If f(n) = Θ(g(n)) then I know f(n) = O(n) and f(n) = Ω(g(n)), then I would say there should exist c1 and c2 ≥ 0, n1 ≥ 0, for all n > n1, there exists c1*g(n) ≤ f(n) ≤ c2*g(n).
Prove f(n) = c*g(n) + o(g(n)) for some c > 0. My point is f(n) ≤ c2*g(n) ==> we have f(n) < c2*g(n) + c*g(n) ==> fn ≤ c2*g(n) < (c2 + c)*g(n). Hence, I would like to say f(n) = c*g(n) + O(g(n)) is correct for some c > 0. Is that correct?
And can I also say f(n) = cg(n) + o(g(n)), for some c > 0?
f(n) = Θ(g(n))then I knowf(n) = O(n)andf(n) = Ω(g(n)).

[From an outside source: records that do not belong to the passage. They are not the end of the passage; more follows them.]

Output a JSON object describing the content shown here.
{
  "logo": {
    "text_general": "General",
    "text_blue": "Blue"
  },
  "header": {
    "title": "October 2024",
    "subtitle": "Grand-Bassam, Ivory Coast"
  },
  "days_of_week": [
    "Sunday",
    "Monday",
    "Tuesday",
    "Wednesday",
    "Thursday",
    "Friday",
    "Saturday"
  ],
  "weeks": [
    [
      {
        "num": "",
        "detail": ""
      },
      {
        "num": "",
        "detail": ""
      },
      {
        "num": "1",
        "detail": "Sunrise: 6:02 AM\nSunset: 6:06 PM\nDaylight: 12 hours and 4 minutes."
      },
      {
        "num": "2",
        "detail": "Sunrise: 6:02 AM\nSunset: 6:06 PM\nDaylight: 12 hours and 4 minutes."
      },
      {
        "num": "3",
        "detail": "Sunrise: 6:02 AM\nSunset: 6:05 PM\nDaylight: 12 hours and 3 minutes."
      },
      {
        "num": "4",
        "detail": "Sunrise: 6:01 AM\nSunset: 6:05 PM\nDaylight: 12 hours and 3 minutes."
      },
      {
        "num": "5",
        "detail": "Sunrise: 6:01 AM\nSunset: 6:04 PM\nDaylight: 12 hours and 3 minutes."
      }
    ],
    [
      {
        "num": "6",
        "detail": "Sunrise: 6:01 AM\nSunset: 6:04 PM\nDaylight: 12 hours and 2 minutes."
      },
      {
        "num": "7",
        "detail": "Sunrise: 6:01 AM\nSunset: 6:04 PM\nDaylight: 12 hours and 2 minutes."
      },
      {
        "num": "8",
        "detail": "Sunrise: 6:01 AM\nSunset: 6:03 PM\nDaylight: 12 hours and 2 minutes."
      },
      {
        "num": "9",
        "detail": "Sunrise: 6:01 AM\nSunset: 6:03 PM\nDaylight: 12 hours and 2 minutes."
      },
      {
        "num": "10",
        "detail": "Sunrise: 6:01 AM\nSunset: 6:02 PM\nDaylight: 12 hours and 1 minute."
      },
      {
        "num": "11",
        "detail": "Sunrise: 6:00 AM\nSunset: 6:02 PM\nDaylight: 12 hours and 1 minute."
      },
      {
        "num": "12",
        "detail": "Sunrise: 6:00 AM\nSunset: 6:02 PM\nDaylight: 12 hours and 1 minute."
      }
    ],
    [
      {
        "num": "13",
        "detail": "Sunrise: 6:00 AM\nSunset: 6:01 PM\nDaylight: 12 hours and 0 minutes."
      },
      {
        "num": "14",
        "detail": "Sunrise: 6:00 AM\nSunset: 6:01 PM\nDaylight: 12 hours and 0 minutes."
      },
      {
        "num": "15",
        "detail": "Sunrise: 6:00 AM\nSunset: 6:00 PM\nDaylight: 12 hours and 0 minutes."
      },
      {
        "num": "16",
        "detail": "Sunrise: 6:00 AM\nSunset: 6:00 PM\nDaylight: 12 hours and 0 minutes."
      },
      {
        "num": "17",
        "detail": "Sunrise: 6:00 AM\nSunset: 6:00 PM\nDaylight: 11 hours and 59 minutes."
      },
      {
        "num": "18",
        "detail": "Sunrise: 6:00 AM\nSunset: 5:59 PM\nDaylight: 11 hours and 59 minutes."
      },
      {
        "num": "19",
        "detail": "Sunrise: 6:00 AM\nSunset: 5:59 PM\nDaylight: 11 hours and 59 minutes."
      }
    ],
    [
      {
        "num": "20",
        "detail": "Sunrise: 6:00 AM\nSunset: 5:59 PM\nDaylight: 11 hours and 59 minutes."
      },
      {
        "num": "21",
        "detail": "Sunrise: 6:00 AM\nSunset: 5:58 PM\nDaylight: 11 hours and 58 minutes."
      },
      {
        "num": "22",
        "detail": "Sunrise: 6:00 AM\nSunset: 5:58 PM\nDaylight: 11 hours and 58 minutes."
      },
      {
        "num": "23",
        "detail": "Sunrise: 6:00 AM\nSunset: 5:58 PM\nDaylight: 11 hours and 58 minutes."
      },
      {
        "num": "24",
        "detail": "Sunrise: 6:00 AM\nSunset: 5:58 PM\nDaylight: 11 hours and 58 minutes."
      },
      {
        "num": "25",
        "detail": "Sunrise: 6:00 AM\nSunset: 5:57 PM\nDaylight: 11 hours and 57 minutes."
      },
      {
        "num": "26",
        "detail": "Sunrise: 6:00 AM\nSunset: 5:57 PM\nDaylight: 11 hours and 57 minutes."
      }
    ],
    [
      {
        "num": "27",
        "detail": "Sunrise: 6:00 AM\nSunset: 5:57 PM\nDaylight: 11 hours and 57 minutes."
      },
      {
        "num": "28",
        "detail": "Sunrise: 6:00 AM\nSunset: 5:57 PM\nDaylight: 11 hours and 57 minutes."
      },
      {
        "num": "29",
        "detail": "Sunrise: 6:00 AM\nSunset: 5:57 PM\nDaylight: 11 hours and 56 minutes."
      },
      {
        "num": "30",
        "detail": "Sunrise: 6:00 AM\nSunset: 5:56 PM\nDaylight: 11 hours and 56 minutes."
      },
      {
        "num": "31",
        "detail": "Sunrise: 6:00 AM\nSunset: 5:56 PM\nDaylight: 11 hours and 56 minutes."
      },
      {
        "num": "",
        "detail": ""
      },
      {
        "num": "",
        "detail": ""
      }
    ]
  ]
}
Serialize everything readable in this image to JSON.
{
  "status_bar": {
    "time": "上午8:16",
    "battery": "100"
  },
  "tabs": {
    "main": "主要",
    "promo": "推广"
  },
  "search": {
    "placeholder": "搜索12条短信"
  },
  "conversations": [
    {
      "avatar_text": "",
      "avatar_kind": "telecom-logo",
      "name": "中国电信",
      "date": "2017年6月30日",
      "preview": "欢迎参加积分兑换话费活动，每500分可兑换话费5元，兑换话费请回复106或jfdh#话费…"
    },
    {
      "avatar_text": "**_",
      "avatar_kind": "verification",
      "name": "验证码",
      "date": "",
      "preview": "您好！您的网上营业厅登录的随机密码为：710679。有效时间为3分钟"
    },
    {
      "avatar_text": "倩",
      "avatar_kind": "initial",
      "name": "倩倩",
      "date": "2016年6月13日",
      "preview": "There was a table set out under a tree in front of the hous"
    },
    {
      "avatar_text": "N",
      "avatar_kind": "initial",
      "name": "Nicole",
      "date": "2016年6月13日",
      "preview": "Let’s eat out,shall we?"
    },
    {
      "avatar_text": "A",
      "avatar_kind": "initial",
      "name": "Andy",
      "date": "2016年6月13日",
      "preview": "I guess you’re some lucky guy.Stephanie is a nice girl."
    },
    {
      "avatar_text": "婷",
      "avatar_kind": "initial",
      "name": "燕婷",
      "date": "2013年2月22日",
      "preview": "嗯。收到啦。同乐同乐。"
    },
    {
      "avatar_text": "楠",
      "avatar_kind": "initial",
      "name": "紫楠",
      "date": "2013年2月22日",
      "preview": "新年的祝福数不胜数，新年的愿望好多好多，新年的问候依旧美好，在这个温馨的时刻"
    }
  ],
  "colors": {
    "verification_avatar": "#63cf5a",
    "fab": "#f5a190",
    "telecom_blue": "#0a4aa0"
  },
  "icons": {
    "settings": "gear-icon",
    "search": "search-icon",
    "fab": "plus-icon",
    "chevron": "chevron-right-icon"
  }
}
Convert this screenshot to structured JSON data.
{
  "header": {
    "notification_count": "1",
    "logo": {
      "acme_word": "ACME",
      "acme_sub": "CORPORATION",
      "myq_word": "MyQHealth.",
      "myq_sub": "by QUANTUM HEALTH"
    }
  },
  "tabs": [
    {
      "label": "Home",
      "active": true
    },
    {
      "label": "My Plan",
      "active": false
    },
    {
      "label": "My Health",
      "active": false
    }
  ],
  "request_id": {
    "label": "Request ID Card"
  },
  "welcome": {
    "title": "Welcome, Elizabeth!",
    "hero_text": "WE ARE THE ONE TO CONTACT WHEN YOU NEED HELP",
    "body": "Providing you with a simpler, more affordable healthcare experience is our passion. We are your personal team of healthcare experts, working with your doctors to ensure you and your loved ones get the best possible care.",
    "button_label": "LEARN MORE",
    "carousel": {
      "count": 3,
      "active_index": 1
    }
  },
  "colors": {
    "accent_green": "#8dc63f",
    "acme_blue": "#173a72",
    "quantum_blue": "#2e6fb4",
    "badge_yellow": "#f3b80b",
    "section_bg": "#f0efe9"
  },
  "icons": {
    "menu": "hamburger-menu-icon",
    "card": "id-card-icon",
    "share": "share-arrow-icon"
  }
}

Well, absolutely not. Look, when f(n) = Θ(g(n)) it means that f(n) is a set of functions that grow asymptotically not faster than g. When g is n^2, f(n) becomes a set of functions that grow not faster than n^2 which definitelly isn't equal to a set of functions that grow not faster than n^2. It's because there exists an element which is in in the second set and is not it the first one. It's h(n) = n^2.
Quod erat demonstrandum